The great thing about LinkedIn is that most people are already on the site. (At least you should be if you're looking for a job.) This means there's very little additional setup or registration that must take place in order to start finding jobs. Furthermore, you can rest assured knowing that any business you're interested in working for is on LinkedIn. This makes LinkedIn an extremely comprehensive tool.
Because LinkedIn isn't a job site in the traditional sense of the term, it's not the easiest option. Companies aren't always willing to list openings on LinkedIn for fear that it will damage their reputation. This means you have to do a lot more digging to actually find which opportunities exist.
Perhaps the most well-known job site on the internet, Monster is a powerful resource for job seekers in any industry. It has a number of unique features and essentially establishes the standards for the rest of the industry.
Monster is very functional. The most unique feature is the ability to block your resume from certain companies. This is beneficial if you're currently employed and looking for a new job, but don't want your current employer to know you're on the hunt. Monster also offers incredibly advance filtering options and a helpful resource center.

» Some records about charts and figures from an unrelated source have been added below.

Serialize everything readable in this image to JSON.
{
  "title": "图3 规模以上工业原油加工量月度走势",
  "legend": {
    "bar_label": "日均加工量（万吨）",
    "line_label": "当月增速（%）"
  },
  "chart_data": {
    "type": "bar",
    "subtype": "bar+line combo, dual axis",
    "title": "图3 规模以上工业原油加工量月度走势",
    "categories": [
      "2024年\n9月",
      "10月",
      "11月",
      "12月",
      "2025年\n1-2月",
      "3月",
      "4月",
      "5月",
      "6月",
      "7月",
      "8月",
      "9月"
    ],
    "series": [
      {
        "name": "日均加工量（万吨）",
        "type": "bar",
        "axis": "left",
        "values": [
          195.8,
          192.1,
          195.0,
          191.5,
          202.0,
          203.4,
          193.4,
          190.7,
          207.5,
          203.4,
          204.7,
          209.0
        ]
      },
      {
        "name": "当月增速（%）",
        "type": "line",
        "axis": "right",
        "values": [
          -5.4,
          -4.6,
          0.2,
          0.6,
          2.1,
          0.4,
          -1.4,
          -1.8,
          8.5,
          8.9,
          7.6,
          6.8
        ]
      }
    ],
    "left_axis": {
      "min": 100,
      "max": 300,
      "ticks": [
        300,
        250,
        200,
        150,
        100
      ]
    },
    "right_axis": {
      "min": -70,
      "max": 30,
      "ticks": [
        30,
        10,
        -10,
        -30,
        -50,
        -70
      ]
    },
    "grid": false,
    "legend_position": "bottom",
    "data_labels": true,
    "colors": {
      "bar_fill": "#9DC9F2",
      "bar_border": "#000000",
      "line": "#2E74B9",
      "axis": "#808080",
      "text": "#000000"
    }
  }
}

The biggest downsize to the size and popularity of Monster is the presence of spam and redundancy. Businesses know that Monster has a huge audience and will attempt to take advantage of this exposure. Unfortunately, this often ruins the user experience and frustrates people who regularly visit the site.
While relatively new compared to Monster, Indeed has skyrocketed in popularity over the past few years. The site provides job seekers with an aggregated database of job postings from across different company websites and job boards and presents them in a simple and seamless format.
The power of Indeed lies in the aggregated database. In theory, it's supposed to streamline the job search process by eliminating the need to visit dozens of different sites to find relevant opportunities. Another benefit is the email feature, which sends updates straight to your inbox.
Indeed is sort of a no-frills job site. The navigation and layout isn't as aesthetically pleasing as other sites, and it offers very little in terms of additional resources. It's just a search engine for job listings, which makes it somewhat redundant if you're already using other sites.
Finally, you can't forget about Craigslist. While typically thought of as a website for buying and selling cars, tools, furniture, and household appliances, Craigslist also contains job boards for a variety of positions in different industries.
Craigslist is extremely unique. It often has opportunities that can't be found elsewhere on dedicated job posting boards. These opportunities are almost always local and are ideal for people who need freelance work, part-time work, or an entry level job.
The biggest issue with Craigslist is that job listings are notoriously unreliable. Employers will leave postings up even after positions have been filled, which leads to confusion and wasted time on the part of job seekers. You also have to keep an eye out for scams, since Craigslist is barely regulated. Finally, the layout and format isn't very pleasing. So if you want an attractive job site, this isn't the platform for you.
Cast a Wide Net
The key to successfully finding a job is to avoid narrowing your search. Far too often, job seekers make the mistake of focusing on a single method and then miss out on other opportunities that are being presented elsewhere.
In addition to using job sites like these, make sure you're networking with personal connections, reaching out to high ranking officials within companies you want to work for, and seizing any and all opportunities to get the proverbial foot in the door.